9 hours ago, vlaiv said:

I'm not sure how the measurements were made, but e/ADU part needs flat panel to be established. If you did use flat panel, then it should be measured value, if not, it's probably read from driver instead.

Diffuse and rather low daylight.

See if I'm getting this right?

As (in principle) the only difference between the sensors is the bayer filter the QE should be the same and to a first approximation, the mono cam will collect about three times as many photons per pixel per unit time.

Any other differences come from the electronics.

So let's assume that at a particular level of white light you get 100e on the mono cam and 33e on the colour.

At their maximum gains this gives 213 ADU and 305 ADU respectively, so the colour will appear over half a stop  brighter if these are scaled directly to display levels, even though the mono image has three time the 'real' qauntisation depth?

 

[vlaiv]

22 minutes ago, Stub Mandrel said:

Diffuse and rather low daylight.

See if I'm getting this right?

As (in principle) the only difference between the sensors is the bayer filter the QE should be the same and to a first approximation, the mono cam will collect about three times as many photons per pixel per unit time.

Any other differences come from the electronics.

So let's assume that at a particular level of white light you get 100e on the mono cam and 33e on the colour.

At their maximum gains this gives 213 ADU and 305 ADU respectively, so the colour will appear over half a stop  brighter if these are scaled directly to display levels, even though the mono image has three time the 'real' qauntisation depth?

 

Almost

Thing with Bayer matrix is that it does not divide 400-700 range into exact thirds. It's actually a bit more complicated as this QE curve for ASI120MC shows:

From this graph you can see that all three colors have some sensitivity over whole range 400-700nm.
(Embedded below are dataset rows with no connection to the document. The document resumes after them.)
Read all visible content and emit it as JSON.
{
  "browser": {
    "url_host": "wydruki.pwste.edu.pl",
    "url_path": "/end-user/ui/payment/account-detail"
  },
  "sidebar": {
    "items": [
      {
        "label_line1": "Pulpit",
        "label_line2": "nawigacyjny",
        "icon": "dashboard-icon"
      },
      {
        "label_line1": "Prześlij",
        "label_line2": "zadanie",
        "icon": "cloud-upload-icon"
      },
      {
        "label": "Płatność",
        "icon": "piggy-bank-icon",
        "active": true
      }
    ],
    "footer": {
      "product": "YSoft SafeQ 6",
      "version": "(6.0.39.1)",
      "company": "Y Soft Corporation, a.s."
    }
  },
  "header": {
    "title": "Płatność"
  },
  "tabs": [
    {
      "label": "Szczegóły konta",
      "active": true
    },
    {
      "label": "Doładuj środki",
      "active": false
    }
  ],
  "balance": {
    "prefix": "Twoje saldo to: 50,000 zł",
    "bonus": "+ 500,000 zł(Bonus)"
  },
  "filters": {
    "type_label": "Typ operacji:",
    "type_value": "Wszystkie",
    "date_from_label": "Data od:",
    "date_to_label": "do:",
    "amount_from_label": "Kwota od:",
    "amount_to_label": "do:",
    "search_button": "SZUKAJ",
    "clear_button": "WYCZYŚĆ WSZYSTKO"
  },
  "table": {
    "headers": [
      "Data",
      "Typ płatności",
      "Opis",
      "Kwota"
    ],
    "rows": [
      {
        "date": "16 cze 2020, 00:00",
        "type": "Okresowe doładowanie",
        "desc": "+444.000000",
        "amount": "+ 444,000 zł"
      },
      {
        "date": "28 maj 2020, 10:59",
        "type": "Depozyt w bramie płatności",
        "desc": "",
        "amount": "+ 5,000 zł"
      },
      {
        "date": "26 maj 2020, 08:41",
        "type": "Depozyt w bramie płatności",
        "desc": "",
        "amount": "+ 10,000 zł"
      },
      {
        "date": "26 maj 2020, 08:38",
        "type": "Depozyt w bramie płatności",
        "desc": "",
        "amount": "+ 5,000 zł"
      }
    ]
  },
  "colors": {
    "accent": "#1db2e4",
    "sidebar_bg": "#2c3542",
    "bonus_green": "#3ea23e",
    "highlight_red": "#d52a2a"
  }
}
Bayer matrix lowers QE compared to mono about 10% or so. It can be seen for example in this graph of QE:

But you are right about what will intensity look like if you take same exposure given max gain settings - converted to ADU, even if you take 1/3 of electrons for green pixel vs mono variant if you apply above e/ADUs for max gain you will end up with roughly 50% higher ADU value and it will look brighter on screen if scaled to same range.
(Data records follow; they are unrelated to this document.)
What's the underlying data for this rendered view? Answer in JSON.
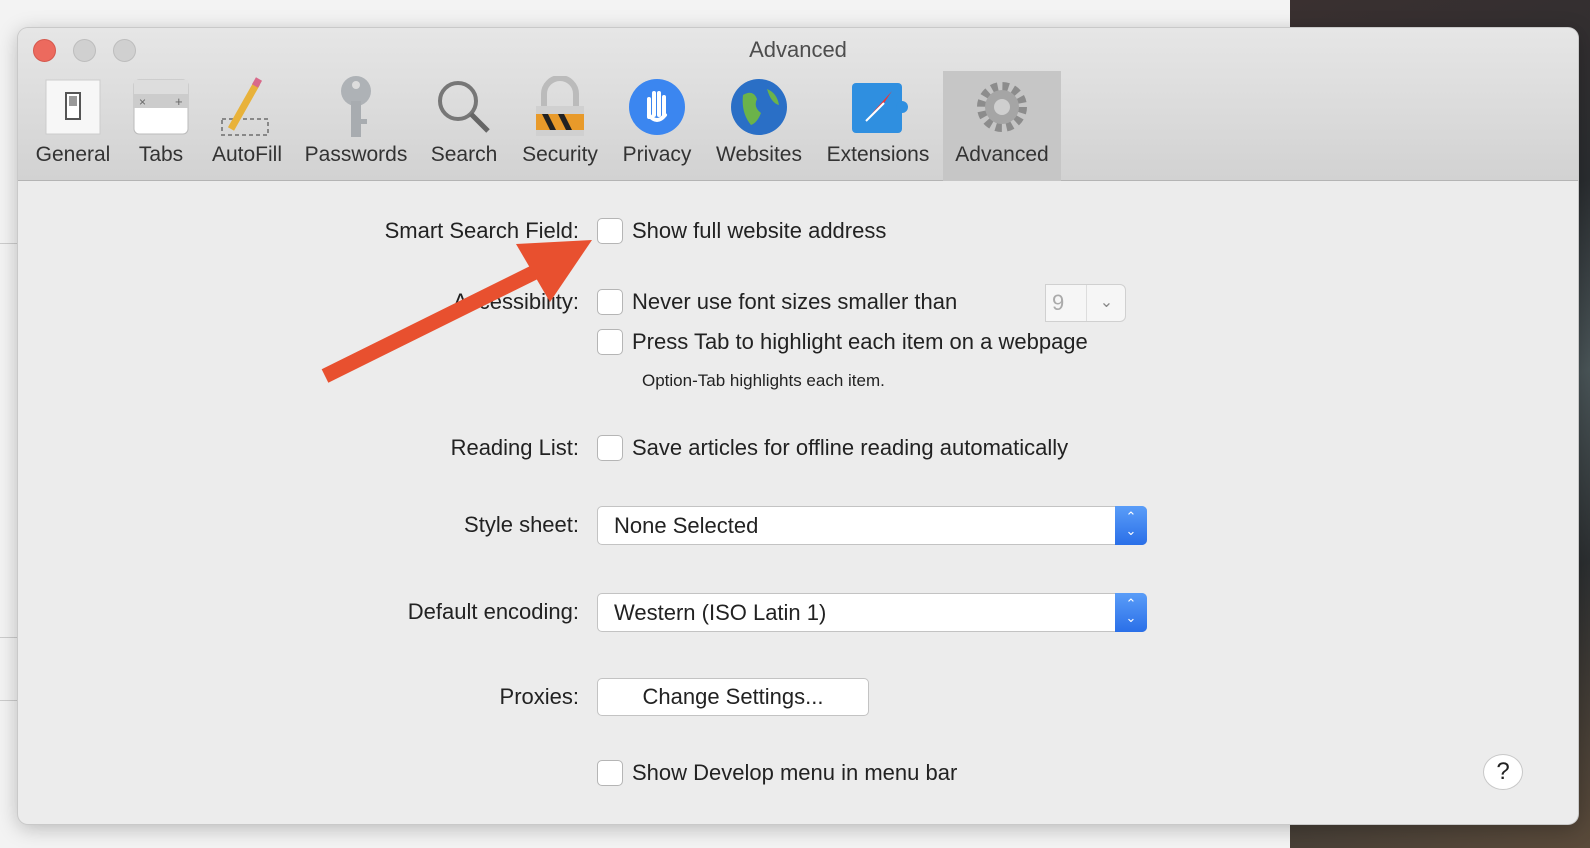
{
  "window": {
    "title": "Advanced"
  },
  "toolbar": {
    "items": [
      {
        "label": "General",
        "icon": "general-switch-icon"
      },
      {
        "label": "Tabs",
        "icon": "tabs-icon"
      },
      {
        "label": "AutoFill",
        "icon": "pencil-icon"
      },
      {
        "label": "Passwords",
        "icon": "key-icon"
      },
      {
        "label": "Search",
        "icon": "magnifier-icon"
      },
      {
        "label": "Security",
        "icon": "padlock-icon"
      },
      {
        "label": "Privacy",
        "icon": "hand-icon"
      },
      {
        "label": "Websites",
        "icon": "globe-icon"
      },
      {
        "label": "Extensions",
        "icon": "puzzle-compass-icon"
      },
      {
        "label": "Advanced",
        "icon": "gear-icon",
        "selected": true
      }
    ]
  },
  "settings": {
    "smart_search": {
      "label": "Smart Search Field:",
      "option": "Show full website address",
      "checked": false
    },
    "accessibility": {
      "label": "Accessibility:",
      "option1": "Never use font sizes smaller than",
      "font_size": "9",
      "option2": "Press Tab to highlight each item on a webpage",
      "hint": "Option-Tab highlights each item.",
      "checked1": false,
      "checked2": false
    },
    "reading_list": {
      "label": "Reading List:",
      "option": "Save articles for offline reading automatically",
      "checked": false
    },
    "style_sheet": {
      "label": "Style sheet:",
      "value": "None Selected"
    },
    "encoding": {
      "label": "Default encoding:",
      "value": "Western (ISO Latin 1)"
    },
    "proxies": {
      "label": "Proxies:",
      "button": "Change Settings..."
    },
    "develop": {
      "option": "Show Develop menu in menu bar",
      "checked": false
    }
  },
  "help": {
    "label": "?"
  },
  "annotation": {
    "arrow_color": "#E8502F"
  }
}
Of course, point of sensitivity of camera is not how bright things look on screen as you can adjust brightness (do different range scaling, or apply non linear histogram transform). Point of sensitivity is achieved SNR in given time with light source of set intensity (and other things being equal - like sampling rate and aperture).

 

 

[Stub Mandrel]

5 minutes ago, vlaiv said:

Of course, point of sensitivity of camera is not how bright things look on screen as you can adjust brightness (do different range scaling, or apply non linear histogram transform). Point of sensitivity is achieved SNR in given time with light source of set intensity (and other things being equal - like sampling rate and aperture).

I think my worry has been is that with apparently 'similar' settings - maximum gain (to allow shortest exposure to fight seeing) and the display settings (brightness, gamma all on default) - the mono cam + a colour filter has appeared much less bright for a given exposure than the colour one.

Now I know this isn't actually a problem and I can compensate by turning up the display brightness to compensate (effectively mimicking the extra gain) and rely on a combination of Sharpcap's Histogram 'brain' to ensure I keep the planet part of my data out of the 'red zone' while keeping the exposure as short as possible.

It also give me the confidence to try again on Venus with my extreme UV-pass filter.